Ongoing bleeding can sometimes be stopped without surgery by embolizing the bleeding vessel using a percutaneous angiographic procedure (angiographic embolization). Hemostasis is obtained by injecting a thrombogenic substance (eg, powdered gelatin) or metallic coils into the bleeding vessel. Although there is not complete consensus, generally accepted indications for angiographic embolization include
Solid organ injury (particularly of the liver) or pelvic fracture with bleeding severe enough to require postresuscitation transfusion
Angiographic embolization is not recommended for unstable patients because the radiology suite is a suboptimal area for providing critical care. Additionally, prolonged attempts at embolization should be discouraged in patients whose bleeding requires continued transfusion; operative management is more appropriate. However, with increasing availability of hybrid operating suites (operating room with angiographic intervention capabilities), some unstable patients may be able to undergo angiography and surgical management in rapid succession if needed.
Holcomb JB, Tilley BC, Baraniuk S, et al: Transfusion of plasma, platelets, and red blood cells in a 1:1:1 vs a 1:1:2 ratio and mortality in patients with severe trauma. JAMA 313(5):471-482, 2015. doi: 10.1001/jama.2015.12
Complications of abdominal injuries can be acute (eg, bleeding) or delayed (eg, abscess, obstruction or ileus, delayed hematoma rupture).

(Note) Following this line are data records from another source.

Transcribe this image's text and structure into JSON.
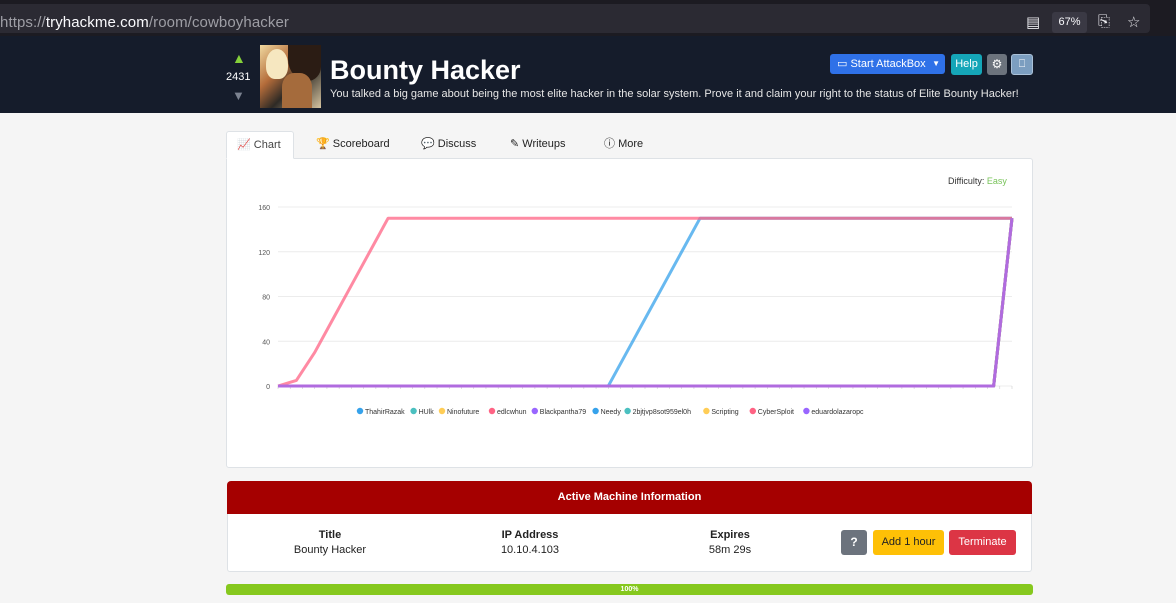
{
  "browser": {
    "url_prefix": "https://",
    "url_host": "tryhackme.com",
    "url_path": "/room/cowboyhacker",
    "zoom": "67%"
  },
  "room": {
    "votes": "2431",
    "title": "Bounty Hacker",
    "description": "You talked a big game about being the most elite hacker in the solar system. Prove it and claim your right to the status of Elite Bounty Hacker!",
    "buttons": {
      "attackbox": "Start AttackBox",
      "help": "Help"
    }
  },
  "tabs": [
    "Chart",
    "Scoreboard",
    "Discuss",
    "Writeups",
    "More"
  ],
  "difficulty": {
    "label": "Difficulty:",
    "value": "Easy",
    "color": "#78c35a"
  },
  "chart_data": {
    "type": "line",
    "title": "",
    "xlabel": "",
    "ylabel": "",
    "ylim": [
      0,
      160
    ],
    "y_ticks": [
      "0",
      "40",
      "80",
      "120",
      "160"
    ],
    "grid": true,
    "legend_placement": "bottom",
    "x": [
      0,
      5,
      10,
      15,
      20,
      25,
      30,
      35,
      40,
      45,
      50,
      55,
      60,
      65,
      70,
      75,
      80,
      85,
      90,
      95,
      100,
      105,
      110,
      115,
      120,
      125,
      130,
      135,
      140,
      145,
      150,
      155,
      160,
      165,
      170,
      175,
      180,
      185,
      190,
      195,
      200
    ],
    "series": [
      {
        "name": "ThahirRazak",
        "color": "#36a2eb",
        "values": [
          0,
          0,
          0,
          0,
          0,
          0,
          0,
          0,
          0,
          0,
          0,
          0,
          0,
          0,
          0,
          0,
          0,
          0,
          0,
          30,
          60,
          90,
          120,
          150,
          150,
          150,
          150,
          150,
          150,
          150,
          150,
          150,
          150,
          150,
          150,
          150,
          150,
          150,
          150,
          150,
          150
        ]
      },
      {
        "name": "HUlk",
        "color": "#4bc0c0",
        "values": [
          0,
          0,
          0,
          0,
          0,
          0,
          0,
          0,
          0,
          0,
          0,
          0,
          0,
          0,
          0,
          0,
          0,
          0,
          0,
          0,
          0,
          0,
          0,
          0,
          0,
          0,
          0,
          0,
          0,
          0,
          0,
          0,
          0,
          0,
          0,
          0,
          0,
          0,
          0,
          0,
          150
        ]
      },
      {
        "name": "Ninofuture",
        "color": "#ffcd56",
        "values": [
          0,
          0,
          0,
          0,
          0,
          0,
          0,
          0,
          0,
          0,
          0,
          0,
          0,
          0,
          0,
          0,
          0,
          0,
          0,
          0,
          0,
          0,
          0,
          0,
          0,
          0,
          0,
          0,
          0,
          0,
          0,
          0,
          0,
          0,
          0,
          0,
          0,
          0,
          0,
          0,
          150
        ]
      },
      {
        "name": "edlcwhun",
        "color": "#ff6384",
        "values": [
          0,
          5,
          30,
          60,
          90,
          120,
          150,
          150,
          150,
          150,
          150,
          150,
          150,
          150,
          150,
          150,
          150,
          150,
          150,
          150,
          150,
          150,
          150,
          150,
          150,
          150,
          150,
          150,
          150,
          150,
          150,
          150,
          150,
          150,
          150,
          150,
          150,
          150,
          150,
          150,
          150
        ]
      },
      {
        "name": "Blackpantha79",
        "color": "#9966ff",
        "values": [
          0,
          0,
          0,
          0,
          0,
          0,
          0,
          0,
          0,
          0,
          0,
          0,
          0,
          0,
          0,
          0,
          0,
          0,
          0,
          0,
          0,
          0,
          0,
          0,
          0,
          0,
          0,
          0,
          0,
          0,
          0,
          0,
          0,
          0,
          0,
          0,
          0,
          0,
          0,
          0,
          150
        ]
      },
      {
        "name": "Needy",
        "color": "#36a2eb",
        "values": [
          0,
          0,
          0,
          0,
          0,
          0,
          0,
          0,
          0,
          0,
          0,
          0,
          0,
          0,
          0,
          0,
          0,
          0,
          0,
          0,
          0,
          0,
          0,
          0,
          0,
          0,
          0,
          0,
          0,
          0,
          0,
          0,
          0,
          0,
          0,
          0,
          0,
          0,
          0,
          0,
          150
        ]
      },
      {
        "name": "2bjtjvp8sot959el0h",
        "color": "#4bc0c0",
        "values": [
          0,
          0,
          0,
          0,
          0,
          0,
          0,
          0,
          0,
          0,
          0,
          0,
          0,
          0,
          0,
          0,
          0,
          0,
          0,
          0,
          0,
          0,
          0,
          0,
          0,
          0,
          0,
          0,
          0,
          0,
          0,
          0,
          0,
          0,
          0,
          0,
          0,
          0,
          0,
          0,
          150
        ]
      },
      {
        "name": "Scripting",
        "color": "#ffcd56",
        "values": [
          0,
          0,
          0,
          0,
          0,
          0,
          0,
          0,
          0,
          0,
          0,
          0,
          0,
          0,
          0,
          0,
          0,
          0,
          0,
          0,
          0,
          0,
          0,
          0,
          0,
          0,
          0,
          0,
          0,
          0,
          0,
          0,
          0,
          0,
          0,
          0,
          0,
          0,
          0,
          0,
          150
        ]
      },
      {
        "name": "CyberSploit",
        "color": "#ff6384",
        "values": [
          0,
          0,
          0,
          0,
          0,
          0,
          0,
          0,
          0,
          0,
          0,
          0,
          0,
          0,
          0,
          0,
          0,
          0,
          0,
          0,
          0,
          0,
          0,
          0,
          0,
          0,
          0,
          0,
          0,
          0,
          0,
          0,
          0,
          0,
          0,
          0,
          0,
          0,
          0,
          0,
          150
        ]
      },
      {
        "name": "eduardolazaropc",
        "color": "#9966ff",
        "values": [
          0,
          0,
          0,
          0,
          0,
          0,
          0,
          0,
          0,
          0,
          0,
          0,
          0,
          0,
          0,
          0,
          0,
          0,
          0,
          0,
          0,
          0,
          0,
          0,
          0,
          0,
          0,
          0,
          0,
          0,
          0,
          0,
          0,
          0,
          0,
          0,
          0,
          0,
          0,
          0,
          150
        ]
      }
    ]
  },
  "active_machine": {
    "header": "Active Machine Information",
    "columns": [
      {
        "label": "Title",
        "value": "Bounty Hacker"
      },
      {
        "label": "IP Address",
        "value": "10.10.4.103"
      },
      {
        "label": "Expires",
        "value": "58m 29s"
      }
    ],
    "buttons": {
      "help": "?",
      "add_hour": "Add 1 hour",
      "terminate": "Terminate"
    }
  },
  "progress": {
    "value": 100,
    "label": "100%"
  }
}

The abdominal examination does not reliably indicate the severity of abdominal injury.
If patients have evisceration, shock due to penetrating abdominal trauma, or peritonitis, do exploratory laparotomy without delay for diagnostic testing.
Unless there is clear evidence that laparotomy is indicated or the mechanism of injury is minor, imaging (typically ultrasonography or CT) is typically required after blunt or penetrating trauma.
If pain gradually increases or clinical signs suggest deterioration, suspect a delayed complication.